Last year May, I was diagnosed with cancer. Cancer is still a touchy subject for me as I am not ready to thoroughly discuss it. I will get to a discussion about it sooner or later because I think it’s crucial to take care of yourself and create awareness. I was fortunate that the cancer was removed, and I am currently cancer-free. With the type of cancer I had, and the probability of it returning, I decided it was time for me to throw in the towel. Marriage and kids are out of the picture for me.
With weeks of recovery ahead of me, on my bed unable to walk, and deep in thought. While I was already on the verge of going my own way, I guess cancer push me in the right direction. I looked back at my past relationships, and I realized that I was never happy in any of my relationships. I guess I could even say I was never even content. When the relationship started to go on the rocks and then it ended for months after I was a mess. These periods of emotional instability created nothing productive. I realized that happiness cannot be found within another person. You must find happiness within yourself.

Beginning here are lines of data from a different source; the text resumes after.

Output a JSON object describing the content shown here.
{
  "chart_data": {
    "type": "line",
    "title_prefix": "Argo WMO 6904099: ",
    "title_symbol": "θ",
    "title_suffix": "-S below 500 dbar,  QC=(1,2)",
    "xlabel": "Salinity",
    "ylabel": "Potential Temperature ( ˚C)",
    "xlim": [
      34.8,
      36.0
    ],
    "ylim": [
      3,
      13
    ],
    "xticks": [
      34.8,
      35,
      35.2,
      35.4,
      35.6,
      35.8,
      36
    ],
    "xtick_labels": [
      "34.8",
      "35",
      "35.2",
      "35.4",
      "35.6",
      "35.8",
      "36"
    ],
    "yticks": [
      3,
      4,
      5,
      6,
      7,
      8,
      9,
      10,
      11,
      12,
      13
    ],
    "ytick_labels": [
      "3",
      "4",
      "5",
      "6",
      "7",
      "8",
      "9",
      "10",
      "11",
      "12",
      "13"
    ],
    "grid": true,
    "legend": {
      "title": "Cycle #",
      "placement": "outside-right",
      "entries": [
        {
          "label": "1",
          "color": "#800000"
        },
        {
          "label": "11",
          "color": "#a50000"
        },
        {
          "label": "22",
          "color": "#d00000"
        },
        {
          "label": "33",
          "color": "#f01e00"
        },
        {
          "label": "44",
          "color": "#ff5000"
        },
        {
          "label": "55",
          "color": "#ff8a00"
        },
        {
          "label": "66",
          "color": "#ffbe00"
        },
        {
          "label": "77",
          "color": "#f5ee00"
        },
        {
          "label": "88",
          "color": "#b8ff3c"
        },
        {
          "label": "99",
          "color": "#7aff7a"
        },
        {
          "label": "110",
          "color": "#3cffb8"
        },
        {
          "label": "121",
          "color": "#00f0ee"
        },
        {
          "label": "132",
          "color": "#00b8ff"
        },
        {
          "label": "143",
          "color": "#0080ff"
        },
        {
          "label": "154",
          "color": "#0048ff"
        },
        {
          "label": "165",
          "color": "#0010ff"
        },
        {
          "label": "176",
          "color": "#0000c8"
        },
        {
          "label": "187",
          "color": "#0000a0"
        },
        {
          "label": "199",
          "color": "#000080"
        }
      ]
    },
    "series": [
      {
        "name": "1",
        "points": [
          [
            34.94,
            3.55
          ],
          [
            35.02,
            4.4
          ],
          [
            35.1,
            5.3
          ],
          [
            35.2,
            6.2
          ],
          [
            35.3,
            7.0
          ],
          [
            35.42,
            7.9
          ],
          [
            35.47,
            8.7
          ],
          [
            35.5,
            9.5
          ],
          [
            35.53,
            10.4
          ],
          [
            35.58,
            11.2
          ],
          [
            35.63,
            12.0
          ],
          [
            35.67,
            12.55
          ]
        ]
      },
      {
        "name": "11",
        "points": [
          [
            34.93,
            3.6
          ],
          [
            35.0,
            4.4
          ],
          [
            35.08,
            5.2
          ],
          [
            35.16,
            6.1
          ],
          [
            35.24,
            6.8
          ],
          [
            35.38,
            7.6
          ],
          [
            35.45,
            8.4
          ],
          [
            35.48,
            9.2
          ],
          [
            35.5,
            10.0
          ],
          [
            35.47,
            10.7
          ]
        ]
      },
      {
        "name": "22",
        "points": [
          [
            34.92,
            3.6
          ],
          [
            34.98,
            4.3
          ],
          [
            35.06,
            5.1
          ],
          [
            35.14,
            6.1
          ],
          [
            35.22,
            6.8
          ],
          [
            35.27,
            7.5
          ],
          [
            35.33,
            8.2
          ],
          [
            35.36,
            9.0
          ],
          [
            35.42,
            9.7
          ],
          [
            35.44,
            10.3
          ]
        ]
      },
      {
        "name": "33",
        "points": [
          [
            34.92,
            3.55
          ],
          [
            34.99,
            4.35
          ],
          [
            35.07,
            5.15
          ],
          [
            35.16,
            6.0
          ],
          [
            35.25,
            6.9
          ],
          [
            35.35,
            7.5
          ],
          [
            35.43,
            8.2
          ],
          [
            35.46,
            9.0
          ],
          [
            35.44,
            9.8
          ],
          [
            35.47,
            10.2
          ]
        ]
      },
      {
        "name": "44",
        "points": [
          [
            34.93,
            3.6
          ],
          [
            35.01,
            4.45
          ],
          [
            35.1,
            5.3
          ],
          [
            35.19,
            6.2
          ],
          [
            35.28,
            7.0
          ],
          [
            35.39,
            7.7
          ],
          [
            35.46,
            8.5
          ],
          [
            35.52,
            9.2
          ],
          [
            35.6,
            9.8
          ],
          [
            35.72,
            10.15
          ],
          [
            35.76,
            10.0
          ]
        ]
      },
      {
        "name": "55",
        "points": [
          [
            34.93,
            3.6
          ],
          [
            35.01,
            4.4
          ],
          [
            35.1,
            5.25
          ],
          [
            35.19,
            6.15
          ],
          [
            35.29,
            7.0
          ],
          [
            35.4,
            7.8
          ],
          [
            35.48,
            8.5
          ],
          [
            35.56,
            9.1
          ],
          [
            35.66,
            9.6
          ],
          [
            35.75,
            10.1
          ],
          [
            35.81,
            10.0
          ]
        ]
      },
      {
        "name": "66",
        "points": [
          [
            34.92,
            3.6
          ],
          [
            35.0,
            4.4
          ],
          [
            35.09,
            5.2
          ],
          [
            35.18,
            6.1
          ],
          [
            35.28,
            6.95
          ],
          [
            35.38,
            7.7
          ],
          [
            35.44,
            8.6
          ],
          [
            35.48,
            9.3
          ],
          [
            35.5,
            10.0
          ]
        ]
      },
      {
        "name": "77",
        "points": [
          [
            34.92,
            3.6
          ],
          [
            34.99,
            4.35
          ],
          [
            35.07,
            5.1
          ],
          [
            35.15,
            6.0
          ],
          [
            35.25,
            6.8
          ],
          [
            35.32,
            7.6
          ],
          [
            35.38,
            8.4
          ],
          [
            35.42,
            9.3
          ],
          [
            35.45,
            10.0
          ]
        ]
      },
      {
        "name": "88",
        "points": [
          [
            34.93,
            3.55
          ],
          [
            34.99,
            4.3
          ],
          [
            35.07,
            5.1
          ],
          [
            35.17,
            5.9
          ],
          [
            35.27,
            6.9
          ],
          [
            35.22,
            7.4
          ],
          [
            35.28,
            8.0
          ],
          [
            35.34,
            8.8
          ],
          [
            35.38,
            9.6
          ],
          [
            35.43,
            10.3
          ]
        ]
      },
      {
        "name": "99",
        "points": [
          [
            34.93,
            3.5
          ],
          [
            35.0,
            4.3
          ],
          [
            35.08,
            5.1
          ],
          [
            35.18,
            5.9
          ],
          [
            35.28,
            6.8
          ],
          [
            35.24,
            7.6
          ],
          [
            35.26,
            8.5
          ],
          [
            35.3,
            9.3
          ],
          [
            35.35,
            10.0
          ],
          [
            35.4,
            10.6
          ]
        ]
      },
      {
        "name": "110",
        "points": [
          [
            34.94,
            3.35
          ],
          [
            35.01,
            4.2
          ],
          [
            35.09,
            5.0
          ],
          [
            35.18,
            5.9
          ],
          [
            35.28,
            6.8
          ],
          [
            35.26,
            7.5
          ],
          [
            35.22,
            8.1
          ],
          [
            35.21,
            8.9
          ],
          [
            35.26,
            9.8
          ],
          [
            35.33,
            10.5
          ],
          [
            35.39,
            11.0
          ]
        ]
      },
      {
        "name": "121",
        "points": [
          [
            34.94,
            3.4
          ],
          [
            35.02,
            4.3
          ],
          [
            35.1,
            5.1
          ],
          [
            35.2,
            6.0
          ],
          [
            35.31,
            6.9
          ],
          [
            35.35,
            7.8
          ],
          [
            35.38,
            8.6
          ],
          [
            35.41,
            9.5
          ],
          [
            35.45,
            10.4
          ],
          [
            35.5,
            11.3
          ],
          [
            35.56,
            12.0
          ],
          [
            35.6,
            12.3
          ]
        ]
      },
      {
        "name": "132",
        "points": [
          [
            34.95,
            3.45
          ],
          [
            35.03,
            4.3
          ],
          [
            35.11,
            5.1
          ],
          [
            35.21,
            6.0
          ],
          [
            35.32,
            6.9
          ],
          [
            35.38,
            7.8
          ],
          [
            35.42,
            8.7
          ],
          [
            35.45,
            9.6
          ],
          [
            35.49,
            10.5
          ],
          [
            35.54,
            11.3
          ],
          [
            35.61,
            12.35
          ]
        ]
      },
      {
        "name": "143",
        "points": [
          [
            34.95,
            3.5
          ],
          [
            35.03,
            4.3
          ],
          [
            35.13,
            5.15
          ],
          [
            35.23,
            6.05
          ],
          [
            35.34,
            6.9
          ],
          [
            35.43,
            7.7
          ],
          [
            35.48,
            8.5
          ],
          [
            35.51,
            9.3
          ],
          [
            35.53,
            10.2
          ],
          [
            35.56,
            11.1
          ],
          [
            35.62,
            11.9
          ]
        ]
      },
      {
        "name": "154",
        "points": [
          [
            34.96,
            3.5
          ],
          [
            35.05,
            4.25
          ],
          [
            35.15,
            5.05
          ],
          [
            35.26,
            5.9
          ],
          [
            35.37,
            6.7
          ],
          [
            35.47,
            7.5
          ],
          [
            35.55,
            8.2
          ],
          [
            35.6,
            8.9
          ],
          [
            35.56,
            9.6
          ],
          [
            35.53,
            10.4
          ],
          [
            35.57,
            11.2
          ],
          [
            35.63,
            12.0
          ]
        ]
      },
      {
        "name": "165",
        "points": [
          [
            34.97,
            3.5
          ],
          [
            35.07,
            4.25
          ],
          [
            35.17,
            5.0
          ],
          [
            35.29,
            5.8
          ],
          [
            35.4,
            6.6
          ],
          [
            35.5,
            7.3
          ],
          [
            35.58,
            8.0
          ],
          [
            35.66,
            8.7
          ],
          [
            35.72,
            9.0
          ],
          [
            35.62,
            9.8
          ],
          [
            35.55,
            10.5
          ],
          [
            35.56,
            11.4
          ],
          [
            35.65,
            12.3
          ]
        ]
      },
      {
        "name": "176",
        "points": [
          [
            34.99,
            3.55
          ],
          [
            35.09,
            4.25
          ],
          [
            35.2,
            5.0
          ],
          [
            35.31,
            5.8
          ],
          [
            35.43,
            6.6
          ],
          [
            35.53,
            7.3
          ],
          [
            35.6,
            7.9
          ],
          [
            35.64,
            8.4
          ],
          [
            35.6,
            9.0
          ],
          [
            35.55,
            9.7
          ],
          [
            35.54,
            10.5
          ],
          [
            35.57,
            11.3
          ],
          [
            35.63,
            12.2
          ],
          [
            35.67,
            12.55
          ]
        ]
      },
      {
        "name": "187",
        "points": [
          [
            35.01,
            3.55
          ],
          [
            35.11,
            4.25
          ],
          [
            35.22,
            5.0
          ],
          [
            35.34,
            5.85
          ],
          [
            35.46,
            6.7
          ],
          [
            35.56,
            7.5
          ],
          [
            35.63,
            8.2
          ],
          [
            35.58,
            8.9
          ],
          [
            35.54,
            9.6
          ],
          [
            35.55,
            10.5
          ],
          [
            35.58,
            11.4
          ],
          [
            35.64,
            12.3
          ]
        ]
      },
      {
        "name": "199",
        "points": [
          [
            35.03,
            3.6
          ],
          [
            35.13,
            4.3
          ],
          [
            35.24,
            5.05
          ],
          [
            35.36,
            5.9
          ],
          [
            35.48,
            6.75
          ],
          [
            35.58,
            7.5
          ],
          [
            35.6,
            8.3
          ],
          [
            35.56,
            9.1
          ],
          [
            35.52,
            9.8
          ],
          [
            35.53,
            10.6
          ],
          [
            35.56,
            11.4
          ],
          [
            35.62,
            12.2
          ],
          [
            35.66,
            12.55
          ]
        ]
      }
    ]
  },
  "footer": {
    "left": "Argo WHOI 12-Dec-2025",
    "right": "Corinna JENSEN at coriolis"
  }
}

Since I have given up dating, my life has drastically improved. In the last two months, I’ve visited Germany, the Czech Republic, and Colombia. Next week I’m going to London to drink beer with my cousin for a few days. My increased travel has people thinking where I am getting all this money. While the money I make has not increased how I spend it has changed. I realized with my new circumstances. I want to enjoy life a little more and be happy. And the only way I can be happy is by doing things the way I want to do them.
So, I want you guys to think about this if something makes you unhappy stay away from it. We have a limited time on earth and why not choose to prosper then to suffer.